If you, Mr. Consumer, go into a place of business and decide to open a credit account, you then voluntarily, of your own choice, give information to the credit bureaus for the purposes of credit monitoring.

However, Equifax collects your data without your express permission and uses it as it sees fit, again without your permission. Their sole mission and purpose is to collect and store personal and financial information on people. And if that company is unable or fails to maintain a level of security over the information they take from you, then they should be held both legally and financially responsible for any issues stemming from the breach. 

 

[Davidson Deac II]

7 minutes ago, Anybodyhome said:

Yeah, not so much. 

https://www.msn.com/en-us/news/us/equifax-had-patch-months-before-hack-and-didn’t-install-it/ar-AArUSXs

SAN FRANCISCO — Cybersecurity professionals who track down bugs discovered, created a fix for, and told the industry about the vulnerability that allowed attackers into the Equifax network two months before the company was hit by hackers.

"The Equifax data compromise was due to (Equifax') failure to install the security updates provided in a timely manner," The Apache Foundation, which oversees the widely-used open source software, said in a statement Thursday.

I guess if failing to do your job is a mistake, then I see your point. 

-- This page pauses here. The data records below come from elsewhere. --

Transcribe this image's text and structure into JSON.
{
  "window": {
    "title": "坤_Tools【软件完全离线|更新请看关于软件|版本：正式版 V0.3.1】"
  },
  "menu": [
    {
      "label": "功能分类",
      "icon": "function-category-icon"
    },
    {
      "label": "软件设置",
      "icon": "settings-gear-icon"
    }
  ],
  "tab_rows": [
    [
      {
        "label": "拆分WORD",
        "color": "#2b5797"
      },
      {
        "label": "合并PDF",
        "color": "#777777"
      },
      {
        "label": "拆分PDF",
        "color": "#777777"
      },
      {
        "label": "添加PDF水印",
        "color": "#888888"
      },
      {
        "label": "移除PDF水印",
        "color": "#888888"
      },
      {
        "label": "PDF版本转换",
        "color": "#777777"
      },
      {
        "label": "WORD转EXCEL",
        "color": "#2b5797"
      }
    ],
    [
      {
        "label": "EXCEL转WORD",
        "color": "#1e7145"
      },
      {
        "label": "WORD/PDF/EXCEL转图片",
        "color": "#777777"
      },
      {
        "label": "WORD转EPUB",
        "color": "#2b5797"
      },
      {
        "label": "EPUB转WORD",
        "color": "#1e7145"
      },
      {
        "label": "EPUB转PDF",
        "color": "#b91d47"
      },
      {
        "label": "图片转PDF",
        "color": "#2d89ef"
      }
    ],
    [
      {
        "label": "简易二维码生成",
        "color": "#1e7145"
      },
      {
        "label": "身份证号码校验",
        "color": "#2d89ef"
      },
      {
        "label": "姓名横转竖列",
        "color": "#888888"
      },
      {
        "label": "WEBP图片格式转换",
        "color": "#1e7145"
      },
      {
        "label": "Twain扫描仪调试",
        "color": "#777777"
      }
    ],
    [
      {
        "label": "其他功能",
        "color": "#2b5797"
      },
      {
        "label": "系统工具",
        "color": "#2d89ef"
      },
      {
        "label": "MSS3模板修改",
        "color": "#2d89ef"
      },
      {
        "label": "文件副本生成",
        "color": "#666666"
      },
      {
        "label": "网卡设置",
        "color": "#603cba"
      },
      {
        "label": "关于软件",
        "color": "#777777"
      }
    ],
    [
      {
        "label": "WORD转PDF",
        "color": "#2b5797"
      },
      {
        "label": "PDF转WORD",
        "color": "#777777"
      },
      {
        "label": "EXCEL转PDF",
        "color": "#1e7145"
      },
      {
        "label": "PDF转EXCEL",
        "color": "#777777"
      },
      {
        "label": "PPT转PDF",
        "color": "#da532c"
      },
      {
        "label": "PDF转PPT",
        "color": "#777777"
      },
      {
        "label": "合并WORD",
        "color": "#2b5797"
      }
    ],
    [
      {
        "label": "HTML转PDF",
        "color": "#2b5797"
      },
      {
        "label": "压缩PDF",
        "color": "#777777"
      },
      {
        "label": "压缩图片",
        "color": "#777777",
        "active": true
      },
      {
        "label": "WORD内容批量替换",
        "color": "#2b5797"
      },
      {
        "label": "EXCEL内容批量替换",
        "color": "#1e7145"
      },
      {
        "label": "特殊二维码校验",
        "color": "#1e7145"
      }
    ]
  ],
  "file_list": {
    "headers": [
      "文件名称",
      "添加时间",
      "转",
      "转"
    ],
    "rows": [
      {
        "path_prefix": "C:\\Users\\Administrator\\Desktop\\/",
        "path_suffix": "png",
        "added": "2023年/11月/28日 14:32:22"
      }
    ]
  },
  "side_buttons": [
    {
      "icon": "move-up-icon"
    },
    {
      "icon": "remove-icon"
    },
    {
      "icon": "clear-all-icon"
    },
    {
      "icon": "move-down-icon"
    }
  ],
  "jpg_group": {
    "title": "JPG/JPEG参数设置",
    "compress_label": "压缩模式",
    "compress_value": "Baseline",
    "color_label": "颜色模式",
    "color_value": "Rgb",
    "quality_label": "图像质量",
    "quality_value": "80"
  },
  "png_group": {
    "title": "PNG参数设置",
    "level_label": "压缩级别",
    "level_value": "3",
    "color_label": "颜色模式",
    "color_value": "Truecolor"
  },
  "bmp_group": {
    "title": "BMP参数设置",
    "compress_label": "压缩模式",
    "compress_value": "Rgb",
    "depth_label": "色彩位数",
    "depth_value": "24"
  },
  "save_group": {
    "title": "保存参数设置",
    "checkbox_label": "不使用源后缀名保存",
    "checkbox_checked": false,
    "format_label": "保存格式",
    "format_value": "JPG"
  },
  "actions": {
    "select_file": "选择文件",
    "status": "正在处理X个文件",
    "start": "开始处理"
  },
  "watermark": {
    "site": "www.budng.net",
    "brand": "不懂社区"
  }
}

Failing to do your job is always a mistake, a pretty serious one.  But if you think by disposing the of the company, that will eliminate those mistakes from happening again, then you know nothing of human nature.  I realize that with social media these days, there is a off with their head mentality, but its not realistic.

[Anybodyhome]

1 minute ago, Davidson Deac II said:

Failing to do your job is always a mistake, a pretty serious one.  But if you think by disposing the of the company, that will eliminate those mistakes from happening again, then you know nothing of human nature.

I'm not advocating for "disposal of the company." But I do believe they should be held both legally and financially responsible for any consumer issues that arise as a result of the hack.